Could the nation’s debt crisis be solved by a single coin? Every day the U.S. gets closer to defaulting on its debt, the calls grow louder for a trillion-dollar solution.
In true fashion, The Simpsons got close to foreshadowing this exact scenario in a 1998 episode titled, “The Trouble With Trillions,” in which former President Harry Truman had printed a one trillion-dollar bill to reconstruct post-war Europe in 1945. The government suspected Mr. Burns had stolen it and asked Homer Simpson to investigate.
But let’s get back to real life. The “mint the coin” camp believes that a single platinum coin with a face value of $1 trillion could solve the country’s debt-ceiling issues in lieu of congressional action.
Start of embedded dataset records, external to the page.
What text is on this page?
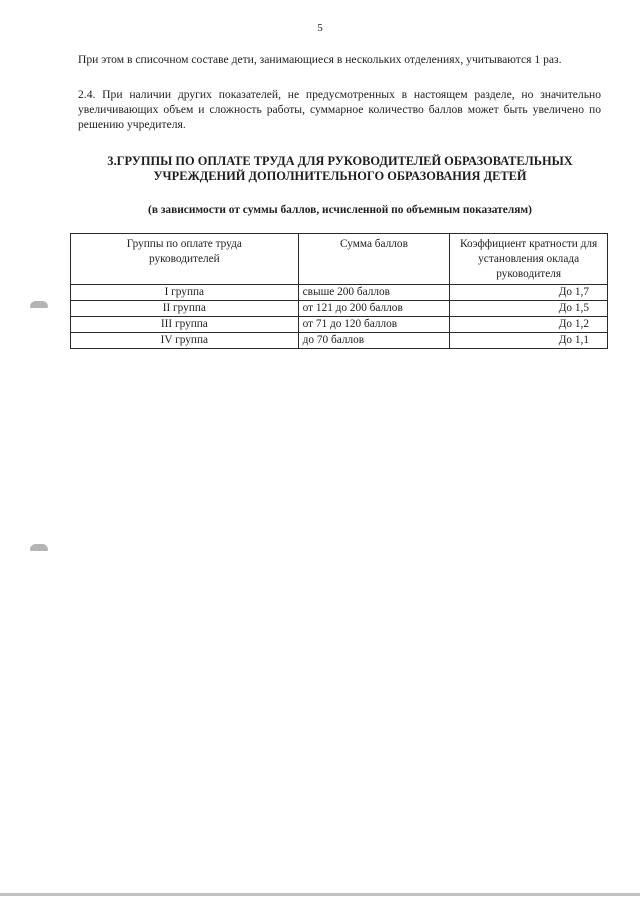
5

При этом в списочном составе дети, занимающиеся в нескольких отделениях, учитываются 1 раз.

2.4. При наличии других показателей, не предусмотренных в настоящем разделе, но значительно увеличивающих объем и сложность работы, суммарное количество баллов может быть увеличено по решению учредителя.

3.ГРУППЫ ПО ОПЛАТЕ ТРУДА ДЛЯ РУКОВОДИТЕЛЕЙ ОБРАЗОВАТЕЛЬНЫХ УЧРЕЖДЕНИЙ ДОПОЛНИТЕЛЬНОГО ОБРАЗОВАНИЯ ДЕТЕЙ

(в зависимости от суммы баллов, исчисленной по объемным показателям)

Группы по оплате труда руководителей	Сумма баллов	Коэффициент кратности для установления оклада руководителя
I группа	свыше 200 баллов	До 1,7
II группа	от 121 до 200 баллов	До 1,5
III группа	от 71 до 120 баллов	До 1,2
IV группа	до 70 баллов	До 1,1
While Congress technically holds the power of the purse, there is a legal loophole that allows the Treasury to mint platinum in any denomination without congressional approval.
The rule was intended for collectors’ coins, but theoretically, there’s nothing legally stopping the Treasury from stamping $1 trillion on it and depositing it into the Federal Reserve to pay debts. The platinum coin debate has been circling Washington for more than a decade.
“The debt ceiling is an absurd legal contrivance and we’re using another absurd legal contrivance to get around it,” Bloomberg Editor Joe Weisenthal said on the air back in 2013.
Weisenthal is still a very vocal proponent of the coin. But Treasury Secretary and former Federal Reserve Chair Janet Yellen is no fan of the scheme, telling the Wall Street Journal on Sunday that she doesn’t think the Fed would go for it. It’s not the first time she’s spoken out.
“I’m opposed to it and I don’t think we should consider it seriously. It’s a gimmick,” she told CNBC in 2021.
But it’s a so-called gimmick that gains traction every time Congress gets close to default.